Abstract

Coronary artery disease is a major health problem throughout the world. Important advances in diagnosis and treatment of atherosclerotic disorders have been made over the last five decades. Coronary angiography, introduced by Mason Sones in 1958 has been very effective on expanding the diagnosis and treatment of coronary lesions. The introduction of conventional balloon percutaneous transluminal coronary angioplasty (PTCA) by Andreas Gruntzig in 1977, represented an innovative and quite efficient non surgical treatment of angina pectoris and acute myocardial infarction. This procedure was however frequently complicated by an abrupt vessel closure, coronary dissections and a high incidence of restenosis (up to 40 – 50 % of cases) (Gruntzig et al., 1979). In 1986 the first coronary Wallstent was implanted in Toulouse by Jacques Puel and Ulrich Sigwart (Sigwart et al., 1987) and in 1994 Palmaz-Schatz stents were approved by FDA in the United States.

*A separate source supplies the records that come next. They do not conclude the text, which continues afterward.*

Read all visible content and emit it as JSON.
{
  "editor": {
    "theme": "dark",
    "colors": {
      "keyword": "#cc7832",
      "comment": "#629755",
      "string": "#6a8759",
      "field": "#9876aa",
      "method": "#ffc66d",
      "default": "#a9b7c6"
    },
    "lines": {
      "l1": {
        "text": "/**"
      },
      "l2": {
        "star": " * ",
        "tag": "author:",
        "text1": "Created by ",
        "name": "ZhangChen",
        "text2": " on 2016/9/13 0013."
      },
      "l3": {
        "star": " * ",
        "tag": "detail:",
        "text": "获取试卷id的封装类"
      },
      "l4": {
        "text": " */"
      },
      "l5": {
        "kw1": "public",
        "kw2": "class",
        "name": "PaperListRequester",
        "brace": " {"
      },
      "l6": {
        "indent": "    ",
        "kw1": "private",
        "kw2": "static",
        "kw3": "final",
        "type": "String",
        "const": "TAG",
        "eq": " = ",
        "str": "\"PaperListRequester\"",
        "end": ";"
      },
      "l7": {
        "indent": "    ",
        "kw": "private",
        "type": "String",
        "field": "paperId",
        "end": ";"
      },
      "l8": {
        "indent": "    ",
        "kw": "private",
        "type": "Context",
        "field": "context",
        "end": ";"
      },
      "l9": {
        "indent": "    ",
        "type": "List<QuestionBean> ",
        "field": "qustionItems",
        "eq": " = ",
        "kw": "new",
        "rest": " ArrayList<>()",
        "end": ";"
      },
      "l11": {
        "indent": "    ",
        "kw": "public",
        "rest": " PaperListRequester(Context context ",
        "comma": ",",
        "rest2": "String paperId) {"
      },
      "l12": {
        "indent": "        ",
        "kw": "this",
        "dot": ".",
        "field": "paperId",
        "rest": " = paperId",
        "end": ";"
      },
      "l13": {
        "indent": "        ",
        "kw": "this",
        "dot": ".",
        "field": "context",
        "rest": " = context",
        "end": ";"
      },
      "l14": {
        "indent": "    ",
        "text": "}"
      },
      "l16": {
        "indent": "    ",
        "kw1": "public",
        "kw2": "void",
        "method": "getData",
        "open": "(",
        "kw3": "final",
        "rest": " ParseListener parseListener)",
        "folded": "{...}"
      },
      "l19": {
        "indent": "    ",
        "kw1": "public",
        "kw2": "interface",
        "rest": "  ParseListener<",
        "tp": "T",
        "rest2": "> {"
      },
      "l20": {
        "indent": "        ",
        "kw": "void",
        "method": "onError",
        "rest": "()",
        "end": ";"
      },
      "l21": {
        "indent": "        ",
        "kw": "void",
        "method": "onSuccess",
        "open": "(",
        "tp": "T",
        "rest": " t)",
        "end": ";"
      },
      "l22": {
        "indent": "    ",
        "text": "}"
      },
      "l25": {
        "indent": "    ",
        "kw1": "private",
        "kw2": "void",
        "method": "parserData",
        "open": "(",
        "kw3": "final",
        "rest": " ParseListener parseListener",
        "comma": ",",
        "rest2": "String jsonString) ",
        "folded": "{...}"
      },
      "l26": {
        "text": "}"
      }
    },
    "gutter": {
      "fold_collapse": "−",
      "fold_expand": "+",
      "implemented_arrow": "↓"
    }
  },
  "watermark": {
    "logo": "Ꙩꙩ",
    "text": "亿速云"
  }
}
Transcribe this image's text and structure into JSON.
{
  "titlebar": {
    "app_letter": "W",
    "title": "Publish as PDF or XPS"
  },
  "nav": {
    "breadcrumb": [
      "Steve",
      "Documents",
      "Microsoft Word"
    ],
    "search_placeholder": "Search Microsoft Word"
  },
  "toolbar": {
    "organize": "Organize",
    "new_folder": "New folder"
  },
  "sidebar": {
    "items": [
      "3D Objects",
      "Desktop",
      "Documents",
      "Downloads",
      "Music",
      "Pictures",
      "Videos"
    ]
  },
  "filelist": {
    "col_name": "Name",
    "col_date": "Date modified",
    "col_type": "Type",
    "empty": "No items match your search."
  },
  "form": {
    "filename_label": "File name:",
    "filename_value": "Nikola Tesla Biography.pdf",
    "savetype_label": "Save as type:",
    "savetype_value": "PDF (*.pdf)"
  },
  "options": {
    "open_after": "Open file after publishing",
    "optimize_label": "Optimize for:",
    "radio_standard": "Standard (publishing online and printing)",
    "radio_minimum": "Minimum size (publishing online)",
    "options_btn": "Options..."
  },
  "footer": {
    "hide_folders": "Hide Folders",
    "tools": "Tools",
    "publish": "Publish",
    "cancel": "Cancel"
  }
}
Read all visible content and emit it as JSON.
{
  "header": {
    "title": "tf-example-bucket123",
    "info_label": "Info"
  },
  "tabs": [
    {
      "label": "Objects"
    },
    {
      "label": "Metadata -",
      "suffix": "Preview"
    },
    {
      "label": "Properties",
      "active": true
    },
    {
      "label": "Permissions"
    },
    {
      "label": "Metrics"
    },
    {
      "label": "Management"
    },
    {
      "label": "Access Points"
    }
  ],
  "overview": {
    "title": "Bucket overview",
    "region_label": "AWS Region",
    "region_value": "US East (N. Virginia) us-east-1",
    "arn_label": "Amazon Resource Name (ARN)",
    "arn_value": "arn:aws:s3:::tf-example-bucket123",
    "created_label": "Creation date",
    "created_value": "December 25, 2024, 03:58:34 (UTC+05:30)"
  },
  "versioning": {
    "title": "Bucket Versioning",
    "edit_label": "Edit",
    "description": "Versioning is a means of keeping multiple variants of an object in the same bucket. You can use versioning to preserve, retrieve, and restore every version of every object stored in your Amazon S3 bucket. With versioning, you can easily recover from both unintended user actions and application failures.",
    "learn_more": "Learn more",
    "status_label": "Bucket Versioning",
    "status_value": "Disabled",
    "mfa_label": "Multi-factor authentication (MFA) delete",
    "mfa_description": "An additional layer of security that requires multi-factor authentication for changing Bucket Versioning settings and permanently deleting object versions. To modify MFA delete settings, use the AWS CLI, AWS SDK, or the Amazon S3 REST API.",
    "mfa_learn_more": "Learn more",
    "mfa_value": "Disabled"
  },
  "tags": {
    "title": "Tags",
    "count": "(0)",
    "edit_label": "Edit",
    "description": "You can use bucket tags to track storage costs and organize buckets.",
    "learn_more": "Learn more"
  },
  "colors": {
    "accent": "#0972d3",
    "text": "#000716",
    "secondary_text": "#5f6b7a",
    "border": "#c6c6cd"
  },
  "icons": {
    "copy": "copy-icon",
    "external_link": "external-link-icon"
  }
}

Coronary stents improved the immediate and long-term results of coronary angioplasty, reducing immediate complications of the procedure like coronary dissection and abrupt closure and the incidence of restenosis. However, despite technical advances in stent delivery systems and design the rate of restenosis after stent implantation remained 20-30% especially in the high risk patients subsets (Serruys et al., 1994; Fischman et al., 1994). To overcome the problem of restenosis the drug eluting stents Cypher and Taxus were approved in 2003 and 2004 respectively. The initial studies with these stents demonstrated a marked major advance in reducing restenosis (Bailey, 1997; Serruys et al., 2002). Later studies however confirmed that despite these advances, in the real world, stent thrombosis (acute, subacute and late) and instent restenosis still remain a great clinical challenge (Daemen et al., 2007). The process of restenosis is complex. Restenosis may ensue mainly because of: a) patients-related factors (diabetes, restenosis after PTCA, chronic renal insufficiency, high serum PCR etc), b) vessel factors (chronic occlusion, vessel involved e.g. LAD, SVG etc, vessel 30 mm, bifurcation lesion, ostial lesion), c) procedure factors (post-stent MLD < 3mm, multiple stents, stent underexpansion or malapposition, stent fracture).